Benched in the third period two games ago (before scoring Saturday’s shootout winner against the Calgary Flames), Kuzmenko scored for the second time in seven games. The 26-year-old, a year too old to qualify as an NHL rookie, is the highest-scoring first-year player in team history and will try to be the 10th Canuck to reach 40 goals in a season when Vancouver finishes its season Thursday in Arizona.
For Hirose, whose first NHL excursion has been remarkable considering he is an undrafted, 170-pound college free agent from Minnesota State, it was his third assist in six games. Tocchet has entrusted him with 17:18 of average ice time, which has included duty on the power play, penalty kill and in overtime.
UNSUNG HERO
Miller scored the winning goal for the Canucks with a power-play rebound tap-in from DiGiuseppe’s one-timer.
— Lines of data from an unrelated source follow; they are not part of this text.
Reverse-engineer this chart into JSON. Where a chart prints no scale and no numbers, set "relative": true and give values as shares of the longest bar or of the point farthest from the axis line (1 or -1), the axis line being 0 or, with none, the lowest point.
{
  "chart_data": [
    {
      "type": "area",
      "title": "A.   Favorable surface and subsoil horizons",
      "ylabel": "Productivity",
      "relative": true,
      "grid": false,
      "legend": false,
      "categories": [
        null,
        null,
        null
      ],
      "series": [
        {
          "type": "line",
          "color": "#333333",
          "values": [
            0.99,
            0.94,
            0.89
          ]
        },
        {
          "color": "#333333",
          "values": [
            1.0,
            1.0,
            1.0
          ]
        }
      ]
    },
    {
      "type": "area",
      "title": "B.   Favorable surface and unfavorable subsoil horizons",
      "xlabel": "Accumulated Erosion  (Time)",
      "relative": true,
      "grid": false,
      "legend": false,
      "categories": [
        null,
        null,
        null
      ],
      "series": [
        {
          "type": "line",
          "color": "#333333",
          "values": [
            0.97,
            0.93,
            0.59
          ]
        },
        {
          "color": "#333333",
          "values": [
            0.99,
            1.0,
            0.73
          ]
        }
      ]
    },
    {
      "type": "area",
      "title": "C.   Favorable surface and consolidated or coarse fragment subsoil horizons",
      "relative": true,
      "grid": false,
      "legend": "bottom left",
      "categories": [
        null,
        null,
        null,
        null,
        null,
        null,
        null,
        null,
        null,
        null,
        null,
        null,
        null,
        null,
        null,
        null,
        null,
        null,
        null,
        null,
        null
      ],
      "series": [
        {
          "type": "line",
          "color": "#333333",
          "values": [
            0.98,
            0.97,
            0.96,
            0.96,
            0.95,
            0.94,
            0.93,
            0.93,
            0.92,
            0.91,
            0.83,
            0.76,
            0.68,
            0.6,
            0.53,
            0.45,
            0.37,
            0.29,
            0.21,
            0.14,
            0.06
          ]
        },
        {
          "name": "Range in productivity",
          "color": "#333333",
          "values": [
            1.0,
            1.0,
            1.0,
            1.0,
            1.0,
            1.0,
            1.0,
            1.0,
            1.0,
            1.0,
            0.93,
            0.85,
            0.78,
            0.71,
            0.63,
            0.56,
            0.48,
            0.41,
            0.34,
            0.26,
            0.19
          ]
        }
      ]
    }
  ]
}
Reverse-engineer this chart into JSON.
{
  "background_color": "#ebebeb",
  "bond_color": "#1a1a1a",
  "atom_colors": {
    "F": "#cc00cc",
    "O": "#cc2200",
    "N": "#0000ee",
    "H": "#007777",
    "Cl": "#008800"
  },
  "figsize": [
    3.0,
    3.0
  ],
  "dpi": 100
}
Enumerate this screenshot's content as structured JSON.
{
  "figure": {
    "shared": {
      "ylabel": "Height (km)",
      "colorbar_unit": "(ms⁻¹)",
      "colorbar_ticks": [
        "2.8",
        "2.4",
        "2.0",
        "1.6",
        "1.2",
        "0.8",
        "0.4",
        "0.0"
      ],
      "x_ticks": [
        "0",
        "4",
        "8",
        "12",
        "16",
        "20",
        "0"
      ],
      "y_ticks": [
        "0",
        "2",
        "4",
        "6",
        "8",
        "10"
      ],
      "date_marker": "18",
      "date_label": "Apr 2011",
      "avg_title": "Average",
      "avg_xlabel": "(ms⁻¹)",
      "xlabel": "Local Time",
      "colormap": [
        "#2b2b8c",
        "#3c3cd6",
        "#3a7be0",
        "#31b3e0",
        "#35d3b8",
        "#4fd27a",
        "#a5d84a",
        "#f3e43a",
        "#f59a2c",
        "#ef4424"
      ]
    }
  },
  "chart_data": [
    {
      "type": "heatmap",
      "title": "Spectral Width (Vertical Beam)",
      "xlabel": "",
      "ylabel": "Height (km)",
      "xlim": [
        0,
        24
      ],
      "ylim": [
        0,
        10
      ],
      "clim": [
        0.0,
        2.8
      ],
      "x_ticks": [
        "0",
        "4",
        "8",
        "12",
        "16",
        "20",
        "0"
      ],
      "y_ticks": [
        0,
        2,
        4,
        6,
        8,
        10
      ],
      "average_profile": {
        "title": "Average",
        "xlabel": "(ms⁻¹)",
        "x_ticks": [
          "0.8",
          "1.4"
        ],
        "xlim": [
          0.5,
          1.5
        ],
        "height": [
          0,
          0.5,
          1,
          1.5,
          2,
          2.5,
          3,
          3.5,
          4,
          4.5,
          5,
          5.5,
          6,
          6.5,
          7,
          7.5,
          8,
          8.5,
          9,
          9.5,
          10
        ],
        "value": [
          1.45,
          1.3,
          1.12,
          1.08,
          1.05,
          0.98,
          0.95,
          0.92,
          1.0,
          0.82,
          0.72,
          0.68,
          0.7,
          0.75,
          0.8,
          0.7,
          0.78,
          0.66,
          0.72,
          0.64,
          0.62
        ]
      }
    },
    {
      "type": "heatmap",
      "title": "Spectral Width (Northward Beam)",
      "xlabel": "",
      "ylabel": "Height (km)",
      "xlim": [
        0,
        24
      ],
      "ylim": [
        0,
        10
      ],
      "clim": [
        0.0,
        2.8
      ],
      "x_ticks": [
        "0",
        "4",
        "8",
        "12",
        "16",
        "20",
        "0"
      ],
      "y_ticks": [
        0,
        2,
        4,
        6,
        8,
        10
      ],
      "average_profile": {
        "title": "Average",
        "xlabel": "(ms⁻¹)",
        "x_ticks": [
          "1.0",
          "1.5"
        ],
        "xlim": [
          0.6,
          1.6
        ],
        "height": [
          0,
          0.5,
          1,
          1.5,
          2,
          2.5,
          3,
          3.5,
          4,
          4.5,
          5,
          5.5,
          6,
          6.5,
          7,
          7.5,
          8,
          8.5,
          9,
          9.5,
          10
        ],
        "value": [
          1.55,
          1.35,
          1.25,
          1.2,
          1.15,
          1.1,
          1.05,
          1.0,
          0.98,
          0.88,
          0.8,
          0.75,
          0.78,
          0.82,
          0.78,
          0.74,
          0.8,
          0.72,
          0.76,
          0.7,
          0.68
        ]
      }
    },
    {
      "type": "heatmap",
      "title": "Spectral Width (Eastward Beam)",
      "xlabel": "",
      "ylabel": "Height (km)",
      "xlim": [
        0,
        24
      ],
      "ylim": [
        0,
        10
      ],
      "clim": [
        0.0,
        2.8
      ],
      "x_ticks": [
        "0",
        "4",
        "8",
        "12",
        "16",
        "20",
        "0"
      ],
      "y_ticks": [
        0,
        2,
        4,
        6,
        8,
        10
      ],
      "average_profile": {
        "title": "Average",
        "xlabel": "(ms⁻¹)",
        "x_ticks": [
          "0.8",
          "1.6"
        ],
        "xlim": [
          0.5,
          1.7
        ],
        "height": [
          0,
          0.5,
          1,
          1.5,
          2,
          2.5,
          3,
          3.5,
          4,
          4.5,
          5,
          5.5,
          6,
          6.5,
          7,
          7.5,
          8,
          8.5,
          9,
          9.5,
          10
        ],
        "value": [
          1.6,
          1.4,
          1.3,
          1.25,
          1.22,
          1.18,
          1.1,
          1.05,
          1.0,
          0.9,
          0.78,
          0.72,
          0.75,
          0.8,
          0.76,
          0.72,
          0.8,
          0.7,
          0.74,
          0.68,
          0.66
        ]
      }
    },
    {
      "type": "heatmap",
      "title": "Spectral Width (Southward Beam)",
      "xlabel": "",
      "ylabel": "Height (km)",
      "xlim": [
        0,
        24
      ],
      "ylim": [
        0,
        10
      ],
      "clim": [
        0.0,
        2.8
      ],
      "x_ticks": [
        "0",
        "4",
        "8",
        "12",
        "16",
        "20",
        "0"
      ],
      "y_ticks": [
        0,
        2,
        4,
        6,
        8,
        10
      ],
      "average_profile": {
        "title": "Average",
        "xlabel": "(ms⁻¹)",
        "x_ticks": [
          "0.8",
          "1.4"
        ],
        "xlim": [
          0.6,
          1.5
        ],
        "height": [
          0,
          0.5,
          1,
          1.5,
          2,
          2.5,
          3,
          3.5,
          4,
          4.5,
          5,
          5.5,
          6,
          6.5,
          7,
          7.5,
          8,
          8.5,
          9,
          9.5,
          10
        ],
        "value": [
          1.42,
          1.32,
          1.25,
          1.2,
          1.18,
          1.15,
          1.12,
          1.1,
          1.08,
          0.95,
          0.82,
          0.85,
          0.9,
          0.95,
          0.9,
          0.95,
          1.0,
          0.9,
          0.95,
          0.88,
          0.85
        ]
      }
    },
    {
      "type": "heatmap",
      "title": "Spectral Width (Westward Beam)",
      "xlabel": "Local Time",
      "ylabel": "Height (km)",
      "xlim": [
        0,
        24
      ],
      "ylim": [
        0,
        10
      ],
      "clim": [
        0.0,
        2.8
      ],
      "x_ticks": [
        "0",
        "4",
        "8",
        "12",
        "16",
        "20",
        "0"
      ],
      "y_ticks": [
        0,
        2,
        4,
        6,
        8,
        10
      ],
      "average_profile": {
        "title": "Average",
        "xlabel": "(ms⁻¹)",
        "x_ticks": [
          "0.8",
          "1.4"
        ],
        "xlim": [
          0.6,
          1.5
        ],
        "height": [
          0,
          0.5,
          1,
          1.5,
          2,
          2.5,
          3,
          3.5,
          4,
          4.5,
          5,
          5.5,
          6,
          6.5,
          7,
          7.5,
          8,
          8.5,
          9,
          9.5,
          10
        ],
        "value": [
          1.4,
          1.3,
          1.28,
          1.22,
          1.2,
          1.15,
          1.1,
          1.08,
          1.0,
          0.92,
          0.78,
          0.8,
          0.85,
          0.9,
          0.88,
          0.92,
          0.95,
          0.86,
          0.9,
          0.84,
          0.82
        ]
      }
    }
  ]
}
But the key player in the third period was Vancouver goalie Thatcher Demko, who made a stunning rebound save on Jakob Silfverberg early in the period and stopped Adam Henrique from the slot on a late Anaheim power play.
With backup Collin Delia scheduled to start Game 82 in Arizona, this was the end of Demko’s season. After a poor start and then a groin tear that cost him the middle three months of the season, Demko started 17 of the Canucks’ last 22 games, winning 11 and posting a .918 save rate. Vancouver’s starting goaltending is just fine heading into next season.
“As a coach, you're comfortable when you've got a guy like that in your nets,” Tocchet said. “A couple of post-to-post saves that he made were big tonight. Especially early, when there wasn't much happening for him, and then all of a sudden there's a barrage, so I think the focus level with Demmer is just incredible.”